Samuels Lasner noted that loans from his collection, such as The Yellow Book and an Aubrey Beardsley poster, show the origin of the movement in Britain. 

“This phenomenon came at the time of the poster craze, and coincided with the burgeoning world of advertising,” Samuels Lasner said. “Many of these little magazines might be called the zines and blogs of their day, the personal creations of individuals or small groups of friends and associates.” 

Samuels Lasner will moderate a Collectors’ Forum at the Grolier Club on March 13 featuring Susan Barribeau, a curator at University of Wisconsin-Madison Libraries and co-lenders Phillip R. Bishop, David M. Lowden and Jean-Francois Vilain, as they discuss their collections and the place of the little magazines of the 1890s within them.
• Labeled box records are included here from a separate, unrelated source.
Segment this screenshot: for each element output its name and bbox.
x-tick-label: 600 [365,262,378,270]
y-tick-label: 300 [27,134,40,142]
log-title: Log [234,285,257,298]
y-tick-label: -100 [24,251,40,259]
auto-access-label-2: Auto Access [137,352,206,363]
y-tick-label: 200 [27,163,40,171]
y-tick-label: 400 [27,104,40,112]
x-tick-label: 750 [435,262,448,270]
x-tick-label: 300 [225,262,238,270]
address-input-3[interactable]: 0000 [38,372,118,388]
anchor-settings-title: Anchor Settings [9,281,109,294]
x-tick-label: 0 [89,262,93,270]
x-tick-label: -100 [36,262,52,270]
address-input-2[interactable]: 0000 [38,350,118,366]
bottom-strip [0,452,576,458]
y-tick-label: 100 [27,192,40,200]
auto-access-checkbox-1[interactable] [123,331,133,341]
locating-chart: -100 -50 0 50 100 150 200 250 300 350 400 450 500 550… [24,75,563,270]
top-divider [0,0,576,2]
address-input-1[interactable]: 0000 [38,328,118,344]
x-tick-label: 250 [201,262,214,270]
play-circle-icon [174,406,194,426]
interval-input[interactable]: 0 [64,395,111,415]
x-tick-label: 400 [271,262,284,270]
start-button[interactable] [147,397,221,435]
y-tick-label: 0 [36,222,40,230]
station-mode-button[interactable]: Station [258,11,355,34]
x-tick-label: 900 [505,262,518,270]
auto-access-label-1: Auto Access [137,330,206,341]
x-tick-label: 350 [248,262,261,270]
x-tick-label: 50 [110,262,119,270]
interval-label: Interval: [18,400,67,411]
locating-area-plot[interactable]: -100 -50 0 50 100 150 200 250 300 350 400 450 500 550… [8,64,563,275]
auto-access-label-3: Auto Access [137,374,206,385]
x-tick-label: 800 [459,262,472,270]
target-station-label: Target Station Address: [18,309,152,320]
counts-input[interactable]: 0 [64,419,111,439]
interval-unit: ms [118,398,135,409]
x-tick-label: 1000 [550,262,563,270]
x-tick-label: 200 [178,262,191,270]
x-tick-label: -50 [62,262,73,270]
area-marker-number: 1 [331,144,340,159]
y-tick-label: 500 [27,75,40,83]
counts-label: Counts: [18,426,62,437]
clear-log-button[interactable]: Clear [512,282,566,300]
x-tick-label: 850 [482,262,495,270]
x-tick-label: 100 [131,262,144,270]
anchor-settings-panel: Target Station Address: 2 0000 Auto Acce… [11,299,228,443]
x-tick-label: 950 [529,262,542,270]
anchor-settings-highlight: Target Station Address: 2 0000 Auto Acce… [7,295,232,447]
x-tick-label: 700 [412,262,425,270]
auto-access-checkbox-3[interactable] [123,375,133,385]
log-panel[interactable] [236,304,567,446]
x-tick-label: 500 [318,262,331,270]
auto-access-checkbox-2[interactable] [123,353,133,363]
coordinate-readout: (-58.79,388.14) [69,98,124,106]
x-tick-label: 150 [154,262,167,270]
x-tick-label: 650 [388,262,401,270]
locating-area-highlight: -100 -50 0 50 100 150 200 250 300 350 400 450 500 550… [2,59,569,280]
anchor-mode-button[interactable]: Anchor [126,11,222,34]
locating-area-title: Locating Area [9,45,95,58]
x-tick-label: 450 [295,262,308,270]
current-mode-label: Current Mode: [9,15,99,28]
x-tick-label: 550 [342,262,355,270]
“Artist/Rebel/Dandy,” on view April 28 to Aug. 18 at the Museum of Art, Rhode Island School of Design, in Providence, R.I., celebrates that indispensable man of sophistication and refinement, the dandy. 

Beginning with George Bryan (Beau) Brummell, in the early 19th century, famous dandies have ranged from George IV and Oscar Wilde to contemporary counterparts Thom Brown, Rick Owens, Ouigi Theodore and Waris Ahluwalia. 

“I have contributed nine items, including several relating to Max Beerbohm, the most significantly represented figure in my collection. The items include original Beerbohm caricatures, his walking stick and even some clothes from my personal wardrobe,” Samuels Lasner said. “The RISD Museum specializes in fashion and I know this is going to be a fabulous exhibition. I am glad that they asked me to contribute, though I shall miss wearing one of my favorite suits.” 

“Gertrude Käsebier: The Complexity of Light and Shade,” which runs through June 28 in the university’s own Old College Gallery, includes The Round Rabbit by Agnes Lee. 

Published by Boston, Copeland and Day in 1898, and part of the Mark Samuels Lasner Collection, the book features illustrations by Rose O’Neil, the inventor of the Kewpie Doll. 

“Agnes Lee was a poet and a model for Gertrude Käsebier,” Samuels Lasner said. “Lee was introduced to Käsebier by F. Holland Day, publisher of The Round Rabbit. Rose O’Neil was also photographed by Kasebier; there are therefore many connections represented by this one single book.”

Growing up with his grandparents in an 1890s house in Black Rock, Conn., Samuels Lasner’s affinity with all things Victorian is both personal and professional. 

“We had a family friend, May Bradshaw Hays, who was born in London in 1880 and had known William Morris and Edward Burne-Jones,” Samuels Lasner recalled. “When I graduated from college, she gave me a pair of decorative tiles painted by Burne-Jones’s assistant and the five remaining pieces from a blue-and-white tea set given to her parents by Morris and his wife, Jane, So the Pre-Raphaelites have a strong personal, as well as an intellectual attraction.”